G-quadruplex induced stabilization by 2'-deoxy-2'-fluoro-D-arabinonucleic acids (2'F-ANA).

Abstract

The impact of 2′-deoxy-2′-fluoroarabinonucleotide residues (2′F-araN) on different G-quadruplexes derived from a thrombin-binding DNA aptamer d(G2T2G2TGTG2T2G2), an anti-HIV phosphorothioate aptamer PS-d(T2G4T2) and a DNA telomeric sequence d(G4T4G4) via UV thermal melting (Tm) and circular dichroism (CD) experiments has been investigated. Generally, replacement of deoxyguanosines that adopt the anti conformation (anti-guanines) with 2′F-araG can stabilize G-quartets and maintain the quadruplex conformation, while replacement of syn-guanines with 2′F-araG is not favored and results in a dramatic switch to an alternative quadruplex conformation.
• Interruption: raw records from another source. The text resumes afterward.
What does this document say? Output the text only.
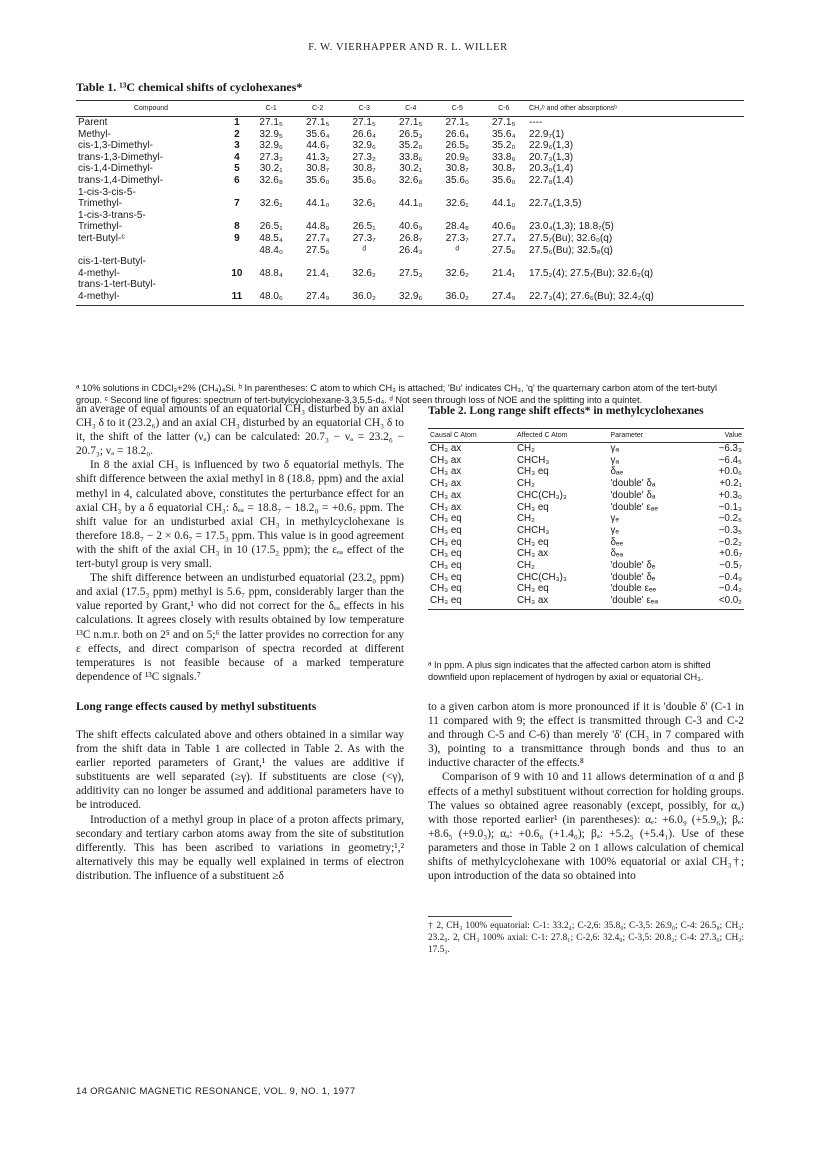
F. W. VIERHAPPER AND R. L. WILLER
Table 1. ¹³C chemical shifts of cyclohexanes*
Compound		C-1	C-2	C-3	C-4	C-5	C-6	CH₃ᵇ and other absorptionsᵇ
Parent	1	27.1₅	27.1₅	27.1₅	27.1₅	27.1₅	27.1₅	----
Methyl-	2	32.9₅	35.6₄	26.6₄	26.5₃	26.6₄	35.6₄	22.9₇(1)
cis-1,3-Dimethyl-	3	32.9₆	44.6₇	32.9₆	35.2₀	26.5₉	35.2₀	22.9₆(1,3)
trans-1,3-Dimethyl-	4	27.3₂	41.3₂	27.3₂	33.8₆	20.9₀	33.8₆	20.7₃(1,3)
cis-1,4-Dimethyl-	5	30.2₁	30.8₇	30.8₇	30.2₁	30.8₇	30.8₇	20.3₀(1,4)
trans-1,4-Dimethyl-	6	32.6₈	35.6₀	35.6₀	32.6₈	35.6₀	35.6₀	22.7₈(1,4)
1-cis-3-cis-5-								
Trimethyl-	7	32.6₁	44.1₀	32.6₁	44.1₀	32.6₁	44.1₀	22.7₆(1,3,5)
1-cis-3-trans-5-								
Trimethyl-	8	26.5₁	44.8₉	26.5₁	40.6₉	28.4₈	40.6₉	23.0₄(1,3); 18.8₇(5)
tert-Butyl-ᶜ	9	48.5₄	27.7₄	27.3₇	26.8₇	27.3₇	27.7₄	27.5₇(Bu); 32.6₀(q)
		48.4₀	27.5₆	ᵈ	26.4₃	ᵈ	27.5₆	27.5₆(Bu); 32.5₈(q)
cis-1-tert-Butyl-								
4-methyl-	10	48.8₄	21.4₁	32.6₂	27.5₃	32.6₂	21.4₁	17.5₂(4); 27.5₇(Bu); 32.6₂(q)
trans-1-tert-Butyl-								
4-methyl-	11	48.0₆	27.4₉	36.0₂	32.9₆	36.0₂	27.4₉	22.7₃(4); 27.6₆(Bu); 32.4₂(q)
ᵃ 10% solutions in CDCl₃+2% (CH₄)₄Si. ᵇ In parentheses: C atom to which CH₃ is attached; 'Bu' indicates CH₃, 'q' the quarternary carbon atom of the tert-butyl group. ᶜ Second line of figures: spectrum of tert-butylcyclohexane-3,3,5,5-d₄. ᵈ Not seen through loss of NOE and the splitting into a quintet.

an average of equal amounts of an equatorial CH₃ disturbed by an axial CH₃ δ to it (23.2₆) and an axial CH₃ disturbed by an equatorial CH₃ δ to it, the shift of the latter (νₐ) can be calculated: 20.7₃ − νₐ = 23.2₆ − 20.7₃; νₐ = 18.2₀.

In 8 the axial CH₃ is influenced by two δ equatorial methyls. The shift difference between the axial methyl in 8 (18.8₇ ppm) and the axial methyl in 4, calculated above, constitutes the perturbance effect for an axial CH₃ by a δ equatorial CH₃: δₑₐ = 18.8₇ − 18.2₀ = +0.6₇ ppm. The shift value for an undisturbed axial CH₃ in methylcyclohexane is therefore 18.8₇ − 2 × 0.6₇ = 17.5₃ ppm. This value is in good agreement with the shift of the axial CH₃ in 10 (17.5₂ ppm); the εₑₐ effect of the tert-butyl group is very small.

The shift difference between an undisturbed equatorial (23.2₀ ppm) and axial (17.5₃ ppm) methyl is 5.6₇ ppm, considerably larger than the value reported by Grant,¹ who did not correct for the δₑₐ effects in his calculations. It agrees closely with results obtained by low temperature ¹³C n.m.r. both on 2⁵ and on 5;⁶ the latter provides no correction for any ε effects, and direct comparison of spectra recorded at different temperatures is not feasible because of a marked temperature dependence of ¹³C signals.⁷

Long range effects caused by methyl substituents

The shift effects calculated above and others obtained in a similar way from the shift data in Table 1 are collected in Table 2. As with the earlier reported parameters of Grant,¹ the values are additive if substituents are well separated (≥γ). If substituents are close (<γ), additivity can no longer be assumed and additional parameters have to be introduced.

Introduction of a methyl group in place of a proton affects primary, secondary and tertiary carbon atoms away from the site of substitution differently. This has been ascribed to variations in geometry;¹,² alternatively this may be equally well explained in terms of electron distribution. The influence of a substituent ≥δ

Table 2. Long range shift effects* in methylcyclohexanes
Causal C Atom	Affected C Atom	Parameter	Value
CH₃ ax	CH₂	γₐ	−6.3₃
CH₃ ax	CHCH₃	γₐ	−6.4₅
CH₃ ax	CH₃ eq	δₐₑ	+0.0₆
CH₃ ax	CH₂	'double' δₐ	+0.2₁
CH₃ ax	CHC(CH₃)₃	'double' δₐ	+0.3₀
CH₃ ax	CH₃ eq	'double' εₐₑ	−0.1₃
CH₃ eq	CH₂	γₑ	−0.2₅
CH₃ eq	CHCH₃	γₑ	−0.3₅
CH₃ eq	CH₃ eq	δₑₑ	−0.2₂
CH₃ eq	CH₃ ax	δₑₐ	+0.6₇
CH₃ eq	CH₂	'double' δₑ	−0.5₇
CH₃ eq	CHC(CH₃)₃	'double' δₑ	−0.4₉
CH₃ eq	CH₃ eq	'double εₑₑ	−0.4₂
CH₃ eq	CH₃ ax	'double' εₑₐ	<0.0₂
ᵃ In ppm. A plus sign indicates that the affected carbon atom is shifted downfield upon replacement of hydrogen by axial or equatorial CH₃.

to a given carbon atom is more pronounced if it is 'double δ' (C-1 in 11 compared with 9; the effect is transmitted through C-3 and C-2 and through C-5 and C-6) than merely 'δ' (CH₃ in 7 compared with 3), pointing to a transmittance through bonds and thus to an inductive character of the effects.⁸

Comparison of 9 with 10 and 11 allows determination of α and β effects of a methyl substituent without correction for holding groups. The values so obtained agree reasonably (except, possibly, for αₐ) with those reported earlier¹ (in parentheses): αₑ: +6.0₉ (+5.9₆); βₑ: +8.6₅ (+9.0₃); αₐ: +0.6₆ (+1.4₀); βₐ: +5.2₅ (+5.4₁). Use of these parameters and those in Table 2 on 1 allows calculation of chemical shifts of methylcyclohexane with 100% equatorial or axial CH₃†; upon introduction of the data so obtained into

† 2, CH₃ 100% equatorial: C-1: 33.2₄; C-2,6: 35.8₀; C-3,5: 26.9₀; C-4: 26.5₈; CH₃: 23.2₀. 2, CH₃ 100% axial: C-1: 27.8₁; C-2,6: 32.4₀; C-3,5: 20.8₂; C-4: 27.3₆; CH₃: 17.5₃.
14 ORGANIC MAGNETIC RESONANCE, VOL. 9, NO. 1, 1977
It was found that incorporation of 2′F-araG or T residues into a thrombin-binding DNA G-quadruplex stabilizes the complex (ΔTm up to ∼+3°C/2′F-araN modification); 2′F-araN units also increased the half-life in 10% fetal bovine serum (FBS) up to 48-fold. Two modified thrombin-binding aptamers (PG13 and PG14) show an approximately 4-fold increase in binding affinity to thrombin, as assessed via a nitrocellulose filter binding assay, both with increased thermal stability (∼1°C/2′F-ANA modification increase in Tm) and nuclease resistance (4–7-fold) as well. Therefore, the 2′-deoxy-2′-fluoro-d-arabinonucleic acid (2′F-ANA) modification is well suited to tune (and improve) the physicochemical and biological properties of naturally occurring DNA G-quartets.